②製品の原材料のうち、単一の農畜水産物の割合が50%以上である商品

3.冠食材の原料原産地表示も義務化を

商品名に名称が付されたものは、その原材料の原産地の表示を義務付けるべきです。(例えば、商品名が「エビピラフ」の場合、「エビ」の原産地名の表示)

4.外食、ばら売り、通信販売、ネット販売等、販売の多様化にあわせ表示義務化を

消費者が利用する外食・中食や惣菜、インストア食品などにおいても原料原産地表示が求められます。外食についてはガイドラインなどで運用されていますが、販売店ごとに整合性を欠き、不十分です。消費者目線から義務化対象に含めるべきです。

5.食品添加物の原料原産地表示についても義務化を

現在使用されている食品添加物の中にはほとんど海外で製造されている「ビタミンC」などの製品もあります。食品添加物にも原料原産地表示が必要です。
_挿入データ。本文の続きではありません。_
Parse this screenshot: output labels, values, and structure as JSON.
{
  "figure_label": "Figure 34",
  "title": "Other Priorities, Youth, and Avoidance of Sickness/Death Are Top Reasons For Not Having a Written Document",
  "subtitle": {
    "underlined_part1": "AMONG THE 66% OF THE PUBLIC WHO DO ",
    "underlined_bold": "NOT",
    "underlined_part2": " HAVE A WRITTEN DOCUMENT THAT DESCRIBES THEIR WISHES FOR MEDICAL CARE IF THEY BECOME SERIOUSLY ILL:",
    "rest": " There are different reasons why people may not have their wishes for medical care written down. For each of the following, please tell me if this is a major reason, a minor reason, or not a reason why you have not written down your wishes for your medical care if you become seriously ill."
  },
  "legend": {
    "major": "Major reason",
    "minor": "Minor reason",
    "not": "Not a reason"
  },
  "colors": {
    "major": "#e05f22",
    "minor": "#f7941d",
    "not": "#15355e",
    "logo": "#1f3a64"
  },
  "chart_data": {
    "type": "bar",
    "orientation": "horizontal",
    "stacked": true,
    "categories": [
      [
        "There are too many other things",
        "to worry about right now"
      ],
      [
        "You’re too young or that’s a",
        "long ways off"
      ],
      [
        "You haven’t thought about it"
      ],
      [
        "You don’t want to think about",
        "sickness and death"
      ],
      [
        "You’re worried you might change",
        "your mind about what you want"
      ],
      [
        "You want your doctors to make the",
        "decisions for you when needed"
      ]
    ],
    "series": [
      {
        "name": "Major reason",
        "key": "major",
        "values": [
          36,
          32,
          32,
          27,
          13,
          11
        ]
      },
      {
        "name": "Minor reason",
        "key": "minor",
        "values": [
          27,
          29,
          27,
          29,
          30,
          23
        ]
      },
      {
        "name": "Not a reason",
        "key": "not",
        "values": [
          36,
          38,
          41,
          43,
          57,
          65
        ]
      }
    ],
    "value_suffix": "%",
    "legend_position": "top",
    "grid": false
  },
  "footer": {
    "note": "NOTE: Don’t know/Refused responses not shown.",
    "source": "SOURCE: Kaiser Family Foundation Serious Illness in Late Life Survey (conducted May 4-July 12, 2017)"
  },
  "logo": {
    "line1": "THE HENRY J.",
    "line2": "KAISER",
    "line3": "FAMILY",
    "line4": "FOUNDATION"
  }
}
6.加工食品の原料原産地表示制度を担保するトレーサビリティの充実を

現行の表示制度は原則的に最終商品を対象にし、加工業者など中間業者に適切な情報が伝わらないと正しい表示が実施されない制度となっています。加工食品の原料原産地表示の実施にあたっては、事業者間取引においても表示の義務化が必要であり、それを担保するためのトレーサビリティシステムの導入を図るべきです。

7.検討にあたっては、消費者の意見を聞く場を設けること

消費者にとって分かりやすく、商品選択のために必要な情報が表示に記載されることが重要です。そのためには消費者の意見を反映させる必要があります。検討会において、議論の取りまとめを行う前に、消費者の意見を聞く場を設けることを要望します。